Alisande was gazing at the muddle of young people near the causeway. Matt followed her gaze. "Where did they come from?"
"Her victims. Lured to her and bedazzled by pleasures untold. Tales are recounted of the vile degradations she heaped upon them, till they were drained and could no longer please her. Then she turned them to stone statues-monuments to what she no doubt thought of as her 'power of womanhood'." The princess's mouth was tight.
"And now they've come alive again - most of them." Matt frowned at the milling group. "It seems impossible that I could have broken so many spells with only one verse."
"Ah, but you broke the master-spell on her," Sir Guy explained.
"A spell on her?" Matt's eyebrows raised.
"Aye, or so rumor has it." Alisande stood glaring at the sobbing woman. "She was naught but a simple peasant wench once, though of much beauty and charm - and far too much sensuality."
Sir Guy nodded. "She was a lass for all men, though 'tis said she was goodhearted withal. She was a lass for all men, seeking always to give more, until she ceased to have self."

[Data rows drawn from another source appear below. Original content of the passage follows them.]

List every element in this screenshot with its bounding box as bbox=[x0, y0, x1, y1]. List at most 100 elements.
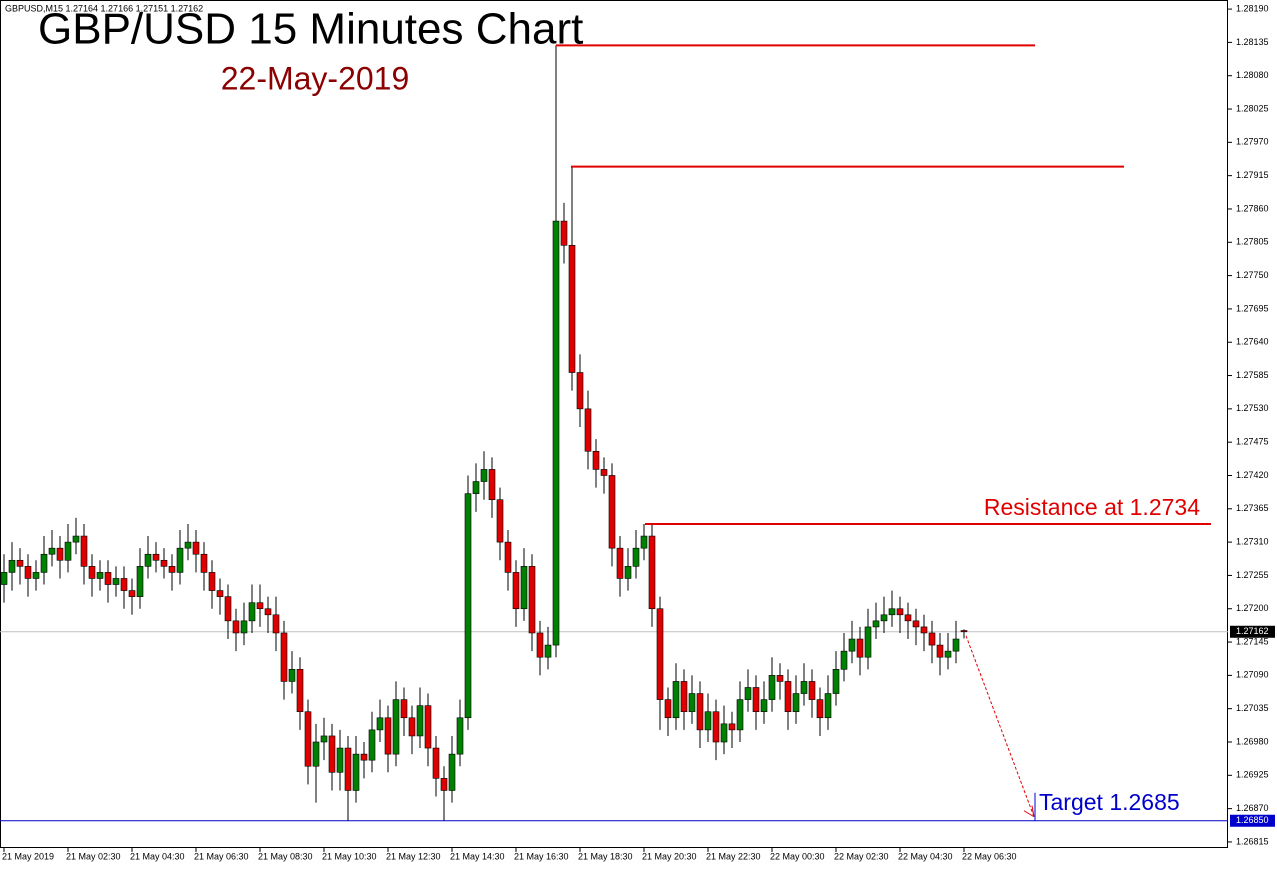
candle-body bbox=[160, 559, 168, 567]
candle-body bbox=[456, 717, 464, 755]
target-price-tag bbox=[1230, 814, 1275, 827]
y-tick-label: 1.27475 bbox=[1236, 437, 1269, 447]
candle-body bbox=[264, 608, 272, 616]
candle-body bbox=[208, 572, 216, 591]
candle-body bbox=[744, 687, 752, 700]
candle-body bbox=[152, 553, 160, 561]
y-tick-label: 1.27585 bbox=[1236, 370, 1269, 380]
y-tick-label: 1.27255 bbox=[1236, 570, 1269, 580]
candle-body bbox=[864, 626, 872, 658]
candle-body bbox=[888, 608, 896, 616]
candle-body bbox=[336, 747, 344, 773]
candle-body bbox=[552, 220, 560, 646]
candle-body bbox=[752, 687, 760, 713]
symbol-header: GBPUSD,M15 1.27164 1.27166 1.27151 1.271… bbox=[5, 3, 203, 13]
x-tick-label: 21 May 14:30 bbox=[450, 851, 505, 861]
y-tick-label: 1.27310 bbox=[1236, 536, 1269, 546]
candle-body bbox=[104, 572, 112, 585]
candle-body bbox=[920, 626, 928, 634]
candle-body bbox=[640, 535, 648, 549]
y-tick-label: 1.26870 bbox=[1236, 803, 1269, 813]
candle-body bbox=[304, 711, 312, 767]
candle-body bbox=[520, 566, 528, 610]
arrow-head bbox=[1023, 805, 1035, 818]
candle-body bbox=[376, 717, 384, 731]
candle-body bbox=[480, 469, 488, 482]
candle-body bbox=[56, 547, 64, 561]
candle-body bbox=[464, 493, 472, 719]
current-price-tag bbox=[1230, 625, 1275, 638]
candle-body bbox=[712, 711, 720, 743]
x-tick-label: 22 May 06:30 bbox=[962, 851, 1017, 861]
x-tick-label: 21 May 12:30 bbox=[386, 851, 441, 861]
candle-body bbox=[584, 408, 592, 452]
candle-body bbox=[808, 681, 816, 700]
candle-body bbox=[688, 693, 696, 713]
candle-body bbox=[728, 723, 736, 731]
candle-body bbox=[176, 547, 184, 573]
candle-body bbox=[760, 699, 768, 713]
candle-body bbox=[880, 614, 888, 622]
y-tick-label: 1.28190 bbox=[1236, 3, 1269, 13]
y-tick-label: 1.28135 bbox=[1236, 37, 1269, 47]
candle-body bbox=[280, 632, 288, 682]
x-tick-label: 22 May 00:30 bbox=[770, 851, 825, 861]
plot-frame bbox=[0, 0, 1228, 848]
chart-title: GBP/USD 15 Minutes Chart bbox=[38, 5, 583, 54]
current-price-label: 1.27162 bbox=[1236, 626, 1269, 636]
candle-body bbox=[672, 681, 680, 719]
y-tick-label: 1.27640 bbox=[1236, 337, 1269, 347]
candle-body bbox=[80, 535, 88, 567]
x-tick-label: 21 May 08:30 bbox=[258, 851, 313, 861]
candle-body bbox=[776, 675, 784, 682]
annotation: Resistance at 1.2734 bbox=[984, 494, 1200, 520]
x-tick-label: 21 May 18:30 bbox=[578, 851, 633, 861]
y-tick-label: 1.27530 bbox=[1236, 403, 1269, 413]
candle-body bbox=[72, 535, 80, 543]
y-tick-label: 1.27365 bbox=[1236, 503, 1269, 513]
candle-body bbox=[272, 614, 280, 634]
y-tick-label: 1.27090 bbox=[1236, 670, 1269, 680]
candle-body bbox=[944, 650, 952, 658]
y-tick-label: 1.27145 bbox=[1236, 636, 1269, 646]
candle-body bbox=[544, 644, 552, 658]
x-tick-label: 21 May 20:30 bbox=[642, 851, 697, 861]
candle-body bbox=[320, 735, 328, 743]
candle-body bbox=[296, 669, 304, 713]
candle-body bbox=[384, 717, 392, 755]
candle-body bbox=[800, 681, 808, 694]
candle-body bbox=[192, 541, 200, 555]
candle-body bbox=[872, 620, 880, 628]
candle-body bbox=[504, 541, 512, 573]
candle-body bbox=[288, 669, 296, 682]
annotation: Target 1.2685 bbox=[1039, 789, 1180, 815]
candle-body bbox=[200, 553, 208, 573]
x-tick-label: 21 May 06:30 bbox=[194, 851, 249, 861]
candle-body bbox=[168, 566, 176, 573]
candle-body bbox=[824, 693, 832, 719]
candle-body bbox=[40, 553, 48, 573]
candle-body bbox=[928, 632, 936, 646]
candle-body bbox=[360, 753, 368, 761]
candle-body bbox=[624, 566, 632, 579]
candle-body bbox=[0, 572, 8, 585]
candle-body bbox=[184, 541, 192, 549]
candle-body bbox=[840, 650, 848, 670]
y-tick-label: 1.27750 bbox=[1236, 270, 1269, 280]
candle-body bbox=[656, 608, 664, 700]
y-tick-label: 1.27420 bbox=[1236, 470, 1269, 480]
candle-body bbox=[536, 632, 544, 658]
candle-body bbox=[696, 693, 704, 731]
y-tick-label: 1.27200 bbox=[1236, 603, 1269, 613]
candle-body bbox=[424, 705, 432, 749]
candle-body bbox=[784, 681, 792, 713]
candle-body bbox=[568, 245, 576, 373]
candle-body bbox=[488, 469, 496, 501]
candle-body bbox=[408, 717, 416, 737]
x-tick-label: 22 May 04:30 bbox=[898, 851, 953, 861]
candle-body bbox=[448, 753, 456, 791]
candle-body bbox=[432, 747, 440, 779]
candle-body bbox=[616, 547, 624, 579]
candle-body bbox=[576, 372, 584, 410]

"You don't mean that promiscuity destroyed her identity, do you?" Matt asked. "Maybe that was her identity."
"The identity goatish men wished for her!" Alisande glared at him. "She tried to be what they wanted, thereby losing what she was. Her sinning gave Evil power over her, so that an ancient, depraved sorcerer could cast a spell to transform her into the lust-witch you met - for his own pleasure, no doubt. He died in flames shortly after, but she still had power over men, and the power to cast the glamours that arise out of desire."
"Then all these illusions and powers - her fairy palace and her servants - were only outgrowths of the sorcerer's spell?"
Sir Guy nodded.
"What about her door guards?"
"Mandrake plants," Alisande said, with a trace of contempt. "Did you not recognize them, Wizard?"